In Basra, 60 British tanks and armored personnel carriers met occasional heavy resistance as they rumbled into the center of Iraq's second largest city on Monday. Five British troops were killed, according to officials.

In a Pentagon briefing on Monday, Defense Secretary Donald Rumsfeld said Hussein "no longer runs much of Iraq" and that "he's either dead or injured or not willing to show himself."

However, the Iraqi leadership remained defiant, declaring that its forces had repelled American efforts to take control of the capital. Standing atop the roof of a hotel where most foreign reporters in Baghdad are located, Information Minister Mohammed Saeed al-Sahaf peered out over the city and said, "The infidels are committing suicide by the hundreds on the gates of Baghdad. God has given victory to the soldiers and Iraq."

Ignoring U.S. tanks just a few hundred yards away, Sahaf continued, "Be assured, Baghdad is safe, protected. Iraqis are heroes. As our leader, Saddam Hussein, said, God is grilling their stomachs in hell. We will continue to slaughter them. Their graves will be here in Baghdad."

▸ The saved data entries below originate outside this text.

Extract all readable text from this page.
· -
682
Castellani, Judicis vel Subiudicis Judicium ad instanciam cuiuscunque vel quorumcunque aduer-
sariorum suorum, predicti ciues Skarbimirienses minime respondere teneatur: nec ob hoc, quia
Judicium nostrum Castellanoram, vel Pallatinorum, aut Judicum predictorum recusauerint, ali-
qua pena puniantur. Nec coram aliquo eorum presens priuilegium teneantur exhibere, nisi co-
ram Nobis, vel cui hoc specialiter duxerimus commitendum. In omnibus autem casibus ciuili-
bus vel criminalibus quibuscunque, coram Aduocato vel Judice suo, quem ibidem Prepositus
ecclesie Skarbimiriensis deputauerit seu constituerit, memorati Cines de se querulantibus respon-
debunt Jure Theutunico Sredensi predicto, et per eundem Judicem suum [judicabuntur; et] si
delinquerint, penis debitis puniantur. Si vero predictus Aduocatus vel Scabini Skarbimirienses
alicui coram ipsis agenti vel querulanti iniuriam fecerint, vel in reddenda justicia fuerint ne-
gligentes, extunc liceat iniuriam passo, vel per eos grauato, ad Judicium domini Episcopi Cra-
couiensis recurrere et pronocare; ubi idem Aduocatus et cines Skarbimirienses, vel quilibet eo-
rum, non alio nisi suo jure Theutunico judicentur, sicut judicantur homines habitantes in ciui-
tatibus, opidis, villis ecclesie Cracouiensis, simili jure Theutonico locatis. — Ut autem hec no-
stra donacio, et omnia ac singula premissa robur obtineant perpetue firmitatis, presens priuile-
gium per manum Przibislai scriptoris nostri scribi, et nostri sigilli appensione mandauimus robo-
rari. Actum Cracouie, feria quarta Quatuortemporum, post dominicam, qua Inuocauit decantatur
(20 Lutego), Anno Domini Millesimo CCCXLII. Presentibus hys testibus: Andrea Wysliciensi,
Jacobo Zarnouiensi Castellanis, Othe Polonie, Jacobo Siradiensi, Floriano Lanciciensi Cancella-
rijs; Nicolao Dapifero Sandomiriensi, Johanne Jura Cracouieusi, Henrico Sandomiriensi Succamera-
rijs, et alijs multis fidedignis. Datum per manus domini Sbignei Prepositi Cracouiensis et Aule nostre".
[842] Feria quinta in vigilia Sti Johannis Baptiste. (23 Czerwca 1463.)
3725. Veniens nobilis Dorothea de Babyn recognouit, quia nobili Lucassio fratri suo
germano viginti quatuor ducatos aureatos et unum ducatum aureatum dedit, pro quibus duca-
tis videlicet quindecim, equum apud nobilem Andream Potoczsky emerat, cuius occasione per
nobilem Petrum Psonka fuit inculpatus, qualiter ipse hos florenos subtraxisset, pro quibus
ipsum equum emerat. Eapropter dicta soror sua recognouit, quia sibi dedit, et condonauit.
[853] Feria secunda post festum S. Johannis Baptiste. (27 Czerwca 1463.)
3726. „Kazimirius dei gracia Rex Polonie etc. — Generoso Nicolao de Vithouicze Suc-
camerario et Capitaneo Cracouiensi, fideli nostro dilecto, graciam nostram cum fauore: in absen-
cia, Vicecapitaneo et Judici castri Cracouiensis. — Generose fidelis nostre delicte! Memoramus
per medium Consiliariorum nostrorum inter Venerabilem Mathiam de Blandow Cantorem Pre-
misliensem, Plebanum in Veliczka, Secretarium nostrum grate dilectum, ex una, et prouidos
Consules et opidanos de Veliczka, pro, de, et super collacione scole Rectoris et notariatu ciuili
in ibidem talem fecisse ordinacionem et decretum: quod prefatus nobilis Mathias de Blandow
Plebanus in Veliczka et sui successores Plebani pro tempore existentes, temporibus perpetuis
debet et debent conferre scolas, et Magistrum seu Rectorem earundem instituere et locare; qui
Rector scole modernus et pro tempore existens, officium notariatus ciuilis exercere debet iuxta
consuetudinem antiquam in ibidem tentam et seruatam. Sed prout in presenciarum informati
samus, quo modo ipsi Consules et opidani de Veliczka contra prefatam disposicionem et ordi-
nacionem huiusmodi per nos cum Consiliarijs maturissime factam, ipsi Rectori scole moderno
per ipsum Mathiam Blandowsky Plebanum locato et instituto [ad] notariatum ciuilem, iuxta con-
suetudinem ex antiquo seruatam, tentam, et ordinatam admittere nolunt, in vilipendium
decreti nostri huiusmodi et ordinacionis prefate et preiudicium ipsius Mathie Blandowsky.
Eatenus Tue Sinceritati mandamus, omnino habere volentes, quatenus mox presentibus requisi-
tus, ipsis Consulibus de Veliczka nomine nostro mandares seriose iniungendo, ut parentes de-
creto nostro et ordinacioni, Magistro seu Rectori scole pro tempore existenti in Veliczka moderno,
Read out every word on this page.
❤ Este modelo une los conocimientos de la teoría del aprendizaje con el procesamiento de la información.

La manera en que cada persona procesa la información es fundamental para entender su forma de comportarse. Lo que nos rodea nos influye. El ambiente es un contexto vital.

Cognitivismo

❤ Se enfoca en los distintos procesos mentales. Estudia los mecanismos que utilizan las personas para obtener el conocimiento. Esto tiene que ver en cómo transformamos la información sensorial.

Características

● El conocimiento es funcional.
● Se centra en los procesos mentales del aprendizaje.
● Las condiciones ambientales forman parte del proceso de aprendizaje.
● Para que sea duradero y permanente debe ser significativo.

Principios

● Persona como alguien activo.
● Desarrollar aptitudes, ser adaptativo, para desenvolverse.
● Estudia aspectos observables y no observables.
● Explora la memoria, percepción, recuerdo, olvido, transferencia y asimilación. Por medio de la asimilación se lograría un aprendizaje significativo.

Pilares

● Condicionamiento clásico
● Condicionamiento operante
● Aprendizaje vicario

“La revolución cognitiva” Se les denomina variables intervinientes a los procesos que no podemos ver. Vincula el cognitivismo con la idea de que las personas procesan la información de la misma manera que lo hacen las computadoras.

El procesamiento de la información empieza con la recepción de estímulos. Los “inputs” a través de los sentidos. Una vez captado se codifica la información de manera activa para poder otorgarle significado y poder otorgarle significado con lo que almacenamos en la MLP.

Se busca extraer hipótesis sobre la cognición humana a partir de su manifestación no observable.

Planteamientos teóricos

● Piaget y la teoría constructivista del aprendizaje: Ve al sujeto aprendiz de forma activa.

"Do not believe those liars," he told Reuters. "I request you not to believe what the Americans are saying."

Iraqis were effective in one raid on Monday, when one of their missiles hit a U.S. communications center south of Baghdad, killing two U.S. soldiers and two journalists (a reporter for the Spanish newspaper El Mundo and a German photographer) and wounding 15 people.

Other recent key developments:

  • U.S. officials said Monday that the man who appeared in an Iraqi television broadcast on Friday is most likely Saddam Hussein.
  • U.S. Marines found protective suits, masks and unidentified substances in jars when they seized the Iraqi Atomic Energy Commission headquarters east of Baghdad on Monday, according to CNN.
  • U.N. Secretary-General Kofi Annan named Rafeeuddin Ahmed, a former U.N. Development Program official, as a special adviser to coordinate with Security Council members on postwar Iraq.
  • U.S. Gen. Tommy Franks visited coalition troops inside Iraq for the first time Monday, meeting with top officers, awarding commendations to two U.S. soldiers and saying he was "pretty damned impressed," according to CNN.
  • Hundreds of anti-war protestors in Oakland were fired upon with rubber bullets by police, according to Reuters. Several demonstrators were injured in what is believed to be the first instance of police using rubber bullets against protestors since the military operation in Iraq began March 19.
  • Turkey's prime minister warned that he would consider sending troops into northern Iraq if Kurdish forces took control of the oil-rich cities of Kirkuk and Mosul.
  • U.S. troops were greeted as heroes in the Shiite-majority city of Kerbala after rooting out the remaining pockets of Iraqi resistance, The Washington Post reported Monday.
  • The Pentagon now confirms a British military source's report that the Iraqi general known as "Chemical Ali" is dead. Ali Hassan al-Majid was renowned as one of his cousin Saddam Hussein's most brutal deputies. In 1988, he squelched a Kurdish rebellion in northern Iraq, killing as many as 100,000 in the process. Over the weekend, a U.S. precision-guided bomb was dropped on his home in Basra.
  • The latest casualty count: 109 U.S. and British troops killed, 28 missing. More than 8,000 Iraqis have been taken prisoner of war, according to the Pentagon. The total number of Iraqi civilians and soldiers killed is unknown.